Defensive BacksStarters: SS Derwin James, FS Nasir Adderley, CB Michael Davis, CB Chris Harris, CB Asante Samuel [R]
Backups: SS Alohi Gilman, CB Tevaughn Campbell, FS Mark Webb [R], CB Brandon Facyson Starting DBs: James will again open his season on the tail end of a long injury layoff - he's played just five games over the last two years. When on the field, he's a true difference-maker in all facets of the defense. His 2018 rookie breakout was a true fantasy gem, featuring 105 tackles, 3.5 sacks, 3 interceptions, and 13 pass breakups. James' recovery has been on-track, and that DB1 ceiling remains fully intact. He's capable of making plays in the box, in the slot, and down the field, so IDP players can't ask for much more in terms of upside. He should be one of the first few DBs off any draft board. Adderley was uneven in 2020, but Staley has talked up his potential as a centerfield-type safety.
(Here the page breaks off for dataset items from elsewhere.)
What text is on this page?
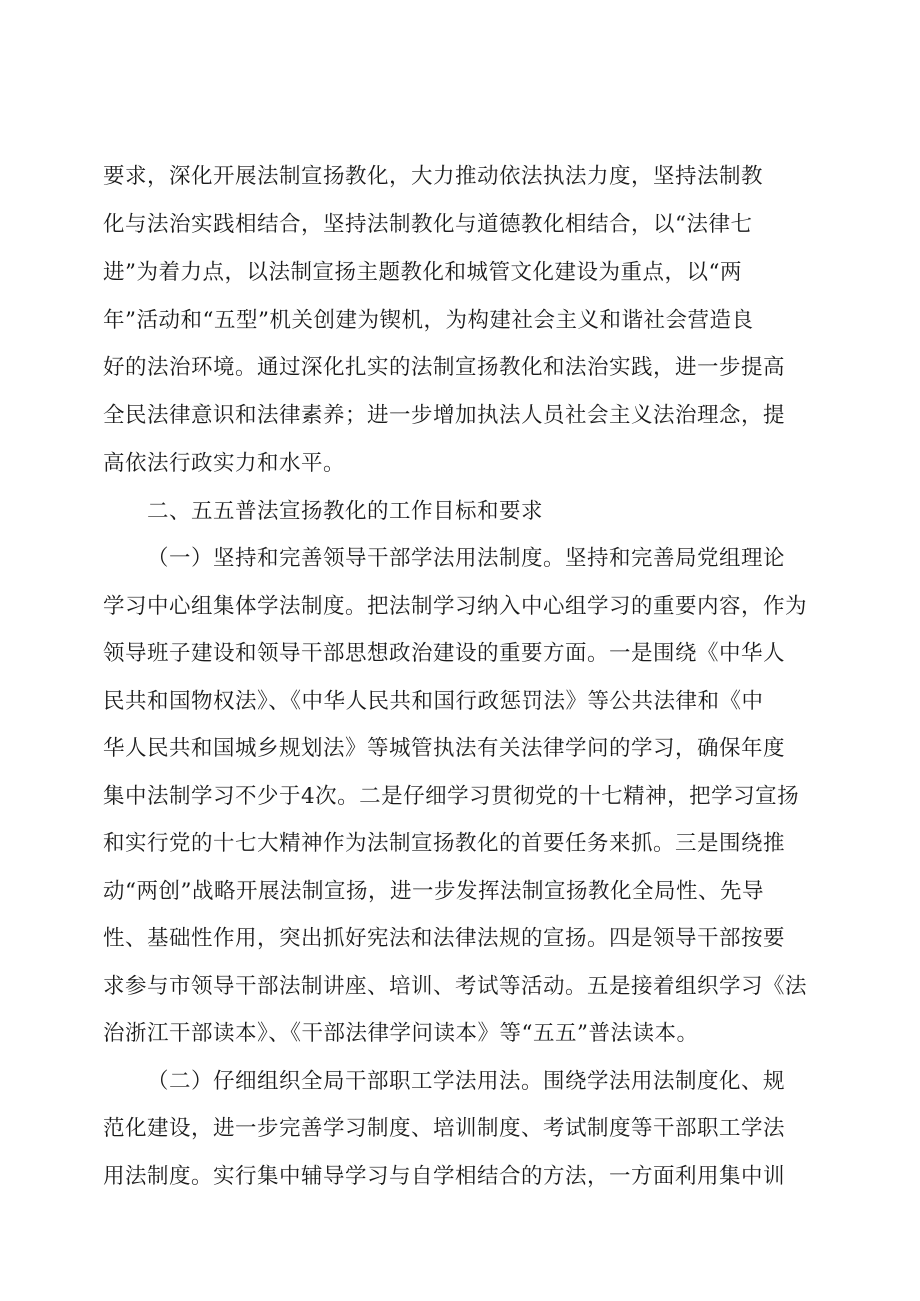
要求，深化开展法制宣扬教化，大力推动依法执法力度，坚持法制教
化与法治实践相结合，坚持法制教化与道德教化相结合，以“法律七
进”为着力点，以法制宣扬主题教化和城管文化建设为重点，以“两
年”活动和“五型”机关创建为锲机，为构建社会主义和谐社会营造良
好的法治环境。通过深化扎实的法制宣扬教化和法治实践，进一步提高
全民法律意识和法律素养；进一步增加执法人员社会主义法治理念，提
高依法行政实力和水平。
二、五五普法宣扬教化的工作目标和要求
（一）坚持和完善领导干部学法用法制度。坚持和完善局党组理论
学习中心组集体学法制度。把法制学习纳入中心组学习的重要内容，作为
领导班子建设和领导干部思想政治建设的重要方面。一是围绕《中华人
民共和国物权法》、《中华人民共和国行政惩罚法》等公共法律和《中
华人民共和国城乡规划法》等城管执法有关法律学问的学习，确保年度
集中法制学习不少于4次。二是仔细学习贯彻党的十七精神，把学习宣扬
和实行党的十七大精神作为法制宣扬教化的首要任务来抓。三是围绕推
动“两创”战略开展法制宣扬，进一步发挥法制宣扬教化全局性、先导
性、基础性作用，突出抓好宪法和法律法规的宣扬。四是领导干部按要
求参与市领导干部法制讲座、培训、考试等活动。五是接着组织学习《法
治浙江干部读本》、《干部法律学问读本》等“五五”普法读本。
（二）仔细组织全局干部职工学法用法。围绕学法用法制度化、规
范化建设，进一步完善学习制度、培训制度、考试制度等干部职工学法
用法制度。实行集中辅导学习与自学相结合的方法，一方面利用集中训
For the first time since 2015, Casey Hayward won't open the year as the Chargers' top cornerback. The team got great value in the rookie Samuel, who should claim run right off the bat, possibly pushing Harris or Davis into a nickel role. Davis was shaky at best in 2020, while Harris has declined noticeably at 32. Backup DBs: Samuel is a fairly raw prospect in terms of technique and control, but he brings a tenacity to coverage that projects great into the slot. Gilman projects as depth as an in-the-box specialist at best. Rookie Webb is an athletic prospect from an SEC background; he could easily win snaps off the bat. Campbell and Facyson will also battle new additions for roster spots and opportunities.